Demand open governance
The following is excerpted from a Concord Monitor (N.H.) editorial.
In A Dissertation on the Canon and Feudal Law, John Adams wrote: “Liberty cannot be preserved without a general knowledge among the people, who have a right . . . and a desire to know; but besides this, they have a right, an indisputable, unalienable, indefeasible, divine right to that most dreaded and envied kind of knowledge, I mean of the character and conduct of their rulers.”

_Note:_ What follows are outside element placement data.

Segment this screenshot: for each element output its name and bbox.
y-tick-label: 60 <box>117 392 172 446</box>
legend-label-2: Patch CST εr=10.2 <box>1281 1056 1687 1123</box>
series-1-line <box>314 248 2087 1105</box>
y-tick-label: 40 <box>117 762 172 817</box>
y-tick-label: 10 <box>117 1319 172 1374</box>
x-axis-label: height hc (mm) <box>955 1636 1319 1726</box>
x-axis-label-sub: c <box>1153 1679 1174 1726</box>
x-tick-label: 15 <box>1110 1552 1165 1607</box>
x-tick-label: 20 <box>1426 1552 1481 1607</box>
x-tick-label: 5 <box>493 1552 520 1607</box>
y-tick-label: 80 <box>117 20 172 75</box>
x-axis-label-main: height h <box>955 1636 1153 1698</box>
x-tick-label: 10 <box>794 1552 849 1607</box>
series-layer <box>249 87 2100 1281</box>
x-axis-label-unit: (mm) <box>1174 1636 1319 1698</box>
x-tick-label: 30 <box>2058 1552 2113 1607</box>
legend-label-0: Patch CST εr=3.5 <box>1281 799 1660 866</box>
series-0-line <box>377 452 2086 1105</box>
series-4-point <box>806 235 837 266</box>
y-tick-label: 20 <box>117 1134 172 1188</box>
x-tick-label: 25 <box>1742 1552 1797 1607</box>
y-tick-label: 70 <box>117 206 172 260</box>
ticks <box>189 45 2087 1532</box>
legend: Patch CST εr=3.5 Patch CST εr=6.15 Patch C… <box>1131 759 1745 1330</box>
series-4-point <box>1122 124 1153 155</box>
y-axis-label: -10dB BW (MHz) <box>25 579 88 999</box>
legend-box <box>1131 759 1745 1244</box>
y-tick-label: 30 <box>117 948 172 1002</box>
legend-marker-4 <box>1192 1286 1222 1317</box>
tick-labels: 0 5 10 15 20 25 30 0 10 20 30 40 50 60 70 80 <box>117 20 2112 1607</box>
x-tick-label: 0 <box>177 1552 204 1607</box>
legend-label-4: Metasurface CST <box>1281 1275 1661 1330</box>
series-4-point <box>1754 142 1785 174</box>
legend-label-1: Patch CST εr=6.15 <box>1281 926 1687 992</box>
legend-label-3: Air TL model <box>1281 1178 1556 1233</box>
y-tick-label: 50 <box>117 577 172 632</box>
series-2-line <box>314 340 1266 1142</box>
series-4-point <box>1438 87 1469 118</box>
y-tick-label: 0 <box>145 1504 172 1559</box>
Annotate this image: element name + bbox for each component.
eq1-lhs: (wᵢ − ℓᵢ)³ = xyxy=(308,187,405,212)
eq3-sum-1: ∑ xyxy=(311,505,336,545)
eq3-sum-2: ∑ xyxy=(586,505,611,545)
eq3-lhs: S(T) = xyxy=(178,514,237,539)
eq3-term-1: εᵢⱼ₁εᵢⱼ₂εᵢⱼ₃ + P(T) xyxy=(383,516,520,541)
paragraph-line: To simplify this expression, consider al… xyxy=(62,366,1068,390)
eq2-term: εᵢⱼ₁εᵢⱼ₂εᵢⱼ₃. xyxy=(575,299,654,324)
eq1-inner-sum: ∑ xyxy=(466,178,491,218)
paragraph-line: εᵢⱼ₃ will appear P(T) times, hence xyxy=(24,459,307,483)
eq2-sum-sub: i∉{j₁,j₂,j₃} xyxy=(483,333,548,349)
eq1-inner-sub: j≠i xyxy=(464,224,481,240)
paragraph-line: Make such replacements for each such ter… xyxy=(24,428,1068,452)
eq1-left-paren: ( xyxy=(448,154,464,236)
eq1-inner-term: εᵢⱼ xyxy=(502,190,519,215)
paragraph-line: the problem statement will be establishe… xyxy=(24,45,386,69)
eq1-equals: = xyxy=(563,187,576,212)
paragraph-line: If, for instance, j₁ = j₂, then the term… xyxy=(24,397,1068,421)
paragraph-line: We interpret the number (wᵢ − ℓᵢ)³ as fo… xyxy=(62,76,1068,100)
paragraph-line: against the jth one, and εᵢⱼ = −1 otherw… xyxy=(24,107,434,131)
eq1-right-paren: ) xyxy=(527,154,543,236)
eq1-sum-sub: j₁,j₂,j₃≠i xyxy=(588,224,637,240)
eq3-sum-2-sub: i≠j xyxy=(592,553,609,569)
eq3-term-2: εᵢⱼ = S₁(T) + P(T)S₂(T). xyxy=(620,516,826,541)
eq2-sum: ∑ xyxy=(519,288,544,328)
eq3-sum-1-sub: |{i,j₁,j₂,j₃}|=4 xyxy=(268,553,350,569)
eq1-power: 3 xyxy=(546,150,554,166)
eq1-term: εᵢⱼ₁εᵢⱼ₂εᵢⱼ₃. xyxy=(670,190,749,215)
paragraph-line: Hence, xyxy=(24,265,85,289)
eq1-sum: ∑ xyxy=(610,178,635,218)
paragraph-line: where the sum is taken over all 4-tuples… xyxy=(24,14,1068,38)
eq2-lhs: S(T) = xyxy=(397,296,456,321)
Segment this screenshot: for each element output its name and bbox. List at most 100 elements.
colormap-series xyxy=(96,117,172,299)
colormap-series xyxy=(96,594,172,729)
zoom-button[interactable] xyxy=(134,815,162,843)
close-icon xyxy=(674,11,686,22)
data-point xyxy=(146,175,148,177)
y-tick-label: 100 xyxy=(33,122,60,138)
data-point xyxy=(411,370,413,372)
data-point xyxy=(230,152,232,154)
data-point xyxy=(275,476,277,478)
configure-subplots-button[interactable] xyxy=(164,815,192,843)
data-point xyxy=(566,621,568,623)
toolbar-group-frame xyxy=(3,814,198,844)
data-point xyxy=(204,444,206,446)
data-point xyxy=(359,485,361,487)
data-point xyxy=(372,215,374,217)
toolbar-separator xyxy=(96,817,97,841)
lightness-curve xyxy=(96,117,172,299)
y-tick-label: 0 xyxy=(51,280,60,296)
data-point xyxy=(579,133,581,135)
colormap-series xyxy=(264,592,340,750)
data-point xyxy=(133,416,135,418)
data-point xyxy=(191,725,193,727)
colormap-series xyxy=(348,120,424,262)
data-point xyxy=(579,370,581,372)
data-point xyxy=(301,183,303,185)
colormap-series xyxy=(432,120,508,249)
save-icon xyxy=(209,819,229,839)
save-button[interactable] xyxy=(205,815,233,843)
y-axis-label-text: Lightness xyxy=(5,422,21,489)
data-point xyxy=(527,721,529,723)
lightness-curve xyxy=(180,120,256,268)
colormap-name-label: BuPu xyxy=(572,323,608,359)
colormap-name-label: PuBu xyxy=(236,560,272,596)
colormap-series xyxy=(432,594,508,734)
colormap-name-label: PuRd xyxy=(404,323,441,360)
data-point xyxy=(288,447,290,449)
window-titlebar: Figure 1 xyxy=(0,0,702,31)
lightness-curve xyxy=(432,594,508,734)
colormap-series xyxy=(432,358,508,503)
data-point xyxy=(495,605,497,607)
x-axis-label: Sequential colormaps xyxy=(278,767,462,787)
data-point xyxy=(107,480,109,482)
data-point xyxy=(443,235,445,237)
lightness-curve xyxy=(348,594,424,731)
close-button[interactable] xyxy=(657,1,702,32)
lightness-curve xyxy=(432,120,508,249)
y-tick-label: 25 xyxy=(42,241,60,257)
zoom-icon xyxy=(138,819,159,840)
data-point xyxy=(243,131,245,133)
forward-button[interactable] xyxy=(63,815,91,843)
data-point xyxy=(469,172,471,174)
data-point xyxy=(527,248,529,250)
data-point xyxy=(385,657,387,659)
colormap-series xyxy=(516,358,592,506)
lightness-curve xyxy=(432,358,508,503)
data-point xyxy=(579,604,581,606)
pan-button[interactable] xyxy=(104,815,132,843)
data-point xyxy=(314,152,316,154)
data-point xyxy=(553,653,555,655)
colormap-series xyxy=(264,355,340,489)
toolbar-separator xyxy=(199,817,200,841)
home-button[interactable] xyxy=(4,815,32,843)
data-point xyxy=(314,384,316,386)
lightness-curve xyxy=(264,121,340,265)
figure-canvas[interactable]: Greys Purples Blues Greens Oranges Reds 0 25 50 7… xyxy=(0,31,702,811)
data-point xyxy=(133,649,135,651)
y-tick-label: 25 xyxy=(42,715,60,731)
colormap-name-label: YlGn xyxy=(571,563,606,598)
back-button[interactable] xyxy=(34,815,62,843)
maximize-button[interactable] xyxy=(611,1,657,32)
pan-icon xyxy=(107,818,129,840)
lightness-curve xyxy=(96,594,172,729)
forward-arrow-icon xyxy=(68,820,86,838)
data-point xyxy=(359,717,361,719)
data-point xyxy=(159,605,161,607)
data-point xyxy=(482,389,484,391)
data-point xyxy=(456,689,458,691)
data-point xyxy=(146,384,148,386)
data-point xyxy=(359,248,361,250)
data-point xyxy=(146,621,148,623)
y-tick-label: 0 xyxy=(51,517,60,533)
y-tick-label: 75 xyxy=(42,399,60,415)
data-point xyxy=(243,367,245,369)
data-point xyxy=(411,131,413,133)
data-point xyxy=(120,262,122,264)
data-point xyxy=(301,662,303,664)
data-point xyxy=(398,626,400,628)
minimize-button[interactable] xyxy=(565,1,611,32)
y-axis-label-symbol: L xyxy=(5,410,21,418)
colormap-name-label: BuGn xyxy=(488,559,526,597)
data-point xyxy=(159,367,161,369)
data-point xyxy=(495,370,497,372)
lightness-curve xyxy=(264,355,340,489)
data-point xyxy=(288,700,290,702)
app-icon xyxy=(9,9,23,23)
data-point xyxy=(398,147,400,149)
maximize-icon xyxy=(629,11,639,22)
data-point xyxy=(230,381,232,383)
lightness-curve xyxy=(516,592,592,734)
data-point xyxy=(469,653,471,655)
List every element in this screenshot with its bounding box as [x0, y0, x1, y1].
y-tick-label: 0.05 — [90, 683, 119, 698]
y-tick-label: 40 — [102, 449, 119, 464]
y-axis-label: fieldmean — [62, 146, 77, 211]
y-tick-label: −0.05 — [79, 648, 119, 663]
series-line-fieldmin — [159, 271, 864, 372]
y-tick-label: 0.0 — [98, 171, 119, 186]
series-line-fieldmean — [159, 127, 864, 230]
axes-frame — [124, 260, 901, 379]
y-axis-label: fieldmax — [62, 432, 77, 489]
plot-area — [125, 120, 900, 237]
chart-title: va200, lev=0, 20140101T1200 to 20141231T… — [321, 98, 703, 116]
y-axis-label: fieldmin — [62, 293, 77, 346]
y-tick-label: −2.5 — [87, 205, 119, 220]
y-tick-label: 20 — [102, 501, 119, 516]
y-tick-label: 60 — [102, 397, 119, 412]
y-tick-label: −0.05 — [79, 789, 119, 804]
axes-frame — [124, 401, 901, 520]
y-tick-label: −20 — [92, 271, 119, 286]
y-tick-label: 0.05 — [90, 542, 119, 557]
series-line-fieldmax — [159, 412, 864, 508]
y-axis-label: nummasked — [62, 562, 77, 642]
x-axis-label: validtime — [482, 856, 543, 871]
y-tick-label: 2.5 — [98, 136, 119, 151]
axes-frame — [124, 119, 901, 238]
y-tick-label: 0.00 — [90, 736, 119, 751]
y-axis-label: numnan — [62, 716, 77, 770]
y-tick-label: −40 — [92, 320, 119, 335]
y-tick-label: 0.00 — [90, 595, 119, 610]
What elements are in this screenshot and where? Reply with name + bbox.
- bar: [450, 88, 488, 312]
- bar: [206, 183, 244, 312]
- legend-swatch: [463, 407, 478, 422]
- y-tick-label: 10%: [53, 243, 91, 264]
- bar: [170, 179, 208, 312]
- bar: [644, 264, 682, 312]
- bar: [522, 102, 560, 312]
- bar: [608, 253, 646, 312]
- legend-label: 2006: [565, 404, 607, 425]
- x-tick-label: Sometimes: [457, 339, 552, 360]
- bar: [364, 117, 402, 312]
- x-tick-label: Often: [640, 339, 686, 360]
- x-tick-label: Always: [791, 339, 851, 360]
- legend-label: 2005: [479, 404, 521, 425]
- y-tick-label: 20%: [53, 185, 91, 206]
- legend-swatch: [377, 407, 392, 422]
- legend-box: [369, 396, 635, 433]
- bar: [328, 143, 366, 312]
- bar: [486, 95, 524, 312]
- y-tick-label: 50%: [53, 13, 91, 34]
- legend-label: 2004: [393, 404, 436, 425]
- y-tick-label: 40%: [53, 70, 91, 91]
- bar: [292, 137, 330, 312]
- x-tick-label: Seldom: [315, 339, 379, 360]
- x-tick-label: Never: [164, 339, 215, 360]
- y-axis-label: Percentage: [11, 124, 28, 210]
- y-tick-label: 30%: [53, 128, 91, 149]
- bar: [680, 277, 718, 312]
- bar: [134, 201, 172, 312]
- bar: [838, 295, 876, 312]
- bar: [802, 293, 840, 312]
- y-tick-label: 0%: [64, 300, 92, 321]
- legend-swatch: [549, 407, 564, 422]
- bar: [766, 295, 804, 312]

Adams didn’t use the modern buzzword, but he was talking about transparency. In a society that values liberty, of course people should be informed of decisions made on their behalf, but they also have a right − and a divine right at that − to know about the moral qualities and behavior of their leaders.
The dissertation was written in 1765, a time of acute focus on the mechanisms of tyranny. Two-and-a-half centuries later, awareness of tyranny in all its forms has given way to acceptance. The modern political leader’s success, regardless of party affiliation, is determined not by the rejection of secrecy and obfuscation but the full embrace of it.
There is much that Hillary Clinton should be telling voters and isn’t. The same goes for Donald Trump. And they are certainly not alone. President Obama promised that his administration would be “committed to creating an unprecedented level of openness in government.” But here is Margaret Sullivan, writing in the Washington Post, on that “unprecedented openness”: “(The Obama administration) has set new records for stonewalling or rejecting Freedom of Information requests.” A PolitiFact tally has Obama breaking at least a dozen specific promises related to transparency.
As journalists are stonewalled or spoonfed tidbits, hackers and whistleblowers grow in numbers and importance. Elected leaders and the voters who fail to hold them accountable created the conditions that have led to the actions of Daniel Ellsberg, Mark Felt, Chelsea Manning, Edward Snowden, Anonymous, WikiLeaks, all who risk imprisonment to tear away curtains and veils.
History will sort out which among them are heroes and which are villains, but it’s wrong to dismiss them all as criminals or unpatriotic troublemakers.
On that, we leave the final word to 30-yearold John Adams: “These are not the vapors of a melancholy mind, nor the effusions of envy, disappointed ambition, nor of a spirit of opposition to government, but the emanations of a heart that burns for its country’s welfare.”